Remember not to overuse parenthesis, which can create unclear prose or choppy sentence structures. Making sure your reader knows the purpose of your writing is essential; proper punctuation can help with that.

Parentheses Rule #1: Only Use Parentheses with Nonessential Information

The Information within your parentheses should be able to be removed without changing the meaning of the sentence.

For example:

  • Ana completed her essay (it took much less time than she expected) and thus could go to the movies with her friends.
  • I felt it was necessary to attend the school board meeting. (We were exhausted by not having any feedback.) Unfortunately, our concerns fell on deaf ears.
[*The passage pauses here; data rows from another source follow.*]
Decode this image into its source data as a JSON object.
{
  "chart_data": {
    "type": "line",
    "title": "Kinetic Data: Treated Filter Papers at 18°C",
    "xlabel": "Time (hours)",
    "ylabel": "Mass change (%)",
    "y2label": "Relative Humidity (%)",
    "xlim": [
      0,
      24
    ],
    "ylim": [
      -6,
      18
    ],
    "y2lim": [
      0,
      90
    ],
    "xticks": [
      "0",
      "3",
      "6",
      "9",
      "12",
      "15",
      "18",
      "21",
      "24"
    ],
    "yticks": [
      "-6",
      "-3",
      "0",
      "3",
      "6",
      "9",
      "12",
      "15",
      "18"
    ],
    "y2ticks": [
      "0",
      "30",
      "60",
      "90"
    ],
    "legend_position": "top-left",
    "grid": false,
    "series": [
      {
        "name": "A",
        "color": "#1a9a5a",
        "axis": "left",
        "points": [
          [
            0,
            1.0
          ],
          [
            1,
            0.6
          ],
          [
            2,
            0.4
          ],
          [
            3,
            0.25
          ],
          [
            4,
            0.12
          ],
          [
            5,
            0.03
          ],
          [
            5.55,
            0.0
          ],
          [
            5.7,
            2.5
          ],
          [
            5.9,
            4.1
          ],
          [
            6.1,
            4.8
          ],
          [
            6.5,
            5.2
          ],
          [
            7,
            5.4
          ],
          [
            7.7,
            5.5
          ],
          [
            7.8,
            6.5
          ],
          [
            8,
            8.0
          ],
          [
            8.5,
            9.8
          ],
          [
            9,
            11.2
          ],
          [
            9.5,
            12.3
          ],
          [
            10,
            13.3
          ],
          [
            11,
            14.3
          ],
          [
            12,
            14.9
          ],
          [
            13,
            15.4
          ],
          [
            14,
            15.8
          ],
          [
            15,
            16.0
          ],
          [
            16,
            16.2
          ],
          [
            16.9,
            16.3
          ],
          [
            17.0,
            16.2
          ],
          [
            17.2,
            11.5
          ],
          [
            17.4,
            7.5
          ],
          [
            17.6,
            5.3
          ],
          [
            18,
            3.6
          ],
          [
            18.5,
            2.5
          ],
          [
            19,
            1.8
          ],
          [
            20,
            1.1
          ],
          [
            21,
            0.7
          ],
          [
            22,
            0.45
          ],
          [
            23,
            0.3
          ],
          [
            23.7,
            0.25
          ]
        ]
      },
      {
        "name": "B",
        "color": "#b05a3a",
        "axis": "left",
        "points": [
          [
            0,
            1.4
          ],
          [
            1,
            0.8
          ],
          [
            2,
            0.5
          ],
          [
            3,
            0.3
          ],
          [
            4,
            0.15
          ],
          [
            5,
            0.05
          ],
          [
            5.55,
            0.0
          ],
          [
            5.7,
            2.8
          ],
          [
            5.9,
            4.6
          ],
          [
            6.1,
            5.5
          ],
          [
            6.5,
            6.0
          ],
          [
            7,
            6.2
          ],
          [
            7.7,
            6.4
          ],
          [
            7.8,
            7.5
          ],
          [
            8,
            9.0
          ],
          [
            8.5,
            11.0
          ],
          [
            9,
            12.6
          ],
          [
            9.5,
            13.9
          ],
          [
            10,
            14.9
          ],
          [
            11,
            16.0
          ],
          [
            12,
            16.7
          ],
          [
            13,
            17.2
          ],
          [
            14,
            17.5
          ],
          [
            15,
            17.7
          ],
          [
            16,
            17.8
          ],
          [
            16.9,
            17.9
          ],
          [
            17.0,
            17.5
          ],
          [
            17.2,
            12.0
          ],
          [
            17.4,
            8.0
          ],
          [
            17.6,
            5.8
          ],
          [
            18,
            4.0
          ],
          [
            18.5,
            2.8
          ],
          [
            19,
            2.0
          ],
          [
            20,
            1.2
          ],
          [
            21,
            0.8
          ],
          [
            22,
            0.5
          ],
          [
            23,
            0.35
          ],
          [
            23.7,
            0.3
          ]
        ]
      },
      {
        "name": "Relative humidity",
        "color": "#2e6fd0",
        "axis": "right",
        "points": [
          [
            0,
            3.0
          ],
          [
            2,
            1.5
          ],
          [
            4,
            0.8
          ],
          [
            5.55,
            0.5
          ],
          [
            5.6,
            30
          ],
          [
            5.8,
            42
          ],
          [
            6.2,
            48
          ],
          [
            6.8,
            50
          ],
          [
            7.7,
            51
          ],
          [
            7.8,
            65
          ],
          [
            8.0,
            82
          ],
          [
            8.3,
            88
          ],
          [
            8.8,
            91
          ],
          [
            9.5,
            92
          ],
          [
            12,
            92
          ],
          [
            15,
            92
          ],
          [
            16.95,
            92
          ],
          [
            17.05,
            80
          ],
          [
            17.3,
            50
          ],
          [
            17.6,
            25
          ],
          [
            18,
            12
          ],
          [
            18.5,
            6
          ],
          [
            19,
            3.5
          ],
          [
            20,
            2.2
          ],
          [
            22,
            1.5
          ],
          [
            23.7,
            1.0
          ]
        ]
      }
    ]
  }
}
Parentheses Rule #2: Use Parentheses to Offset Numbers and Letters that Represent a Date or a List.

Parenthesis can be used to help offset the dates, clarification, or a series of items in a list. This helps organize a sentence and makes it easier for your reader to follow.

For example:

  • The Civil War (1861-1965) was a long, bloody period in American History.
  • Please bring your twenty dollars ($20) for exam enrollment to school tomorrow.
  • I need you to (a) sit up, (b) pay attention, and (c) keep your mouth shut.

Parentheses Exclamation and Question Mark Rule

When an exclamation or question interrupts is offset in parentheses within a complete sentence, always place your end mark before the closing parenthesis. You also must capitalize the first word after the beginning parenthesis because it is considered an entire sentence.

For example:

  • My little league baseball team (I still cannot believe they chose me as a coach!) will attend the Major League playoffs this year.
  • The new house we bought (Are the neighbors still unaware that we moved in?) is located at the end of a cul-de-sac with a beautiful lake view.

Parentheses Comma Rule

Commas with parenthesis rules are also important to understand, but luckily they are also easy to apply. Simply remember to place a comma after the closing parenthesis to join two independent clauses together.

For example:

  • His batting average was the best on the team (he worked hard through the off season), and a local University was scouting him.

Let’s Review

Parentheses are used to offset nonessential information within a complete sentence. They should never be overused but can help add clarity or detail to your sentence’s purpose. When you use them, be sure to punctuate them correctly.

Periods belong inside – or before the end parenthesis when the parenthesis contains a complete sentence – and is placed between two other complete sentences that end in periods. Periods belong outside, or after the end parenthesis, when the parenthetical material is located at the end of the sentence it is included in.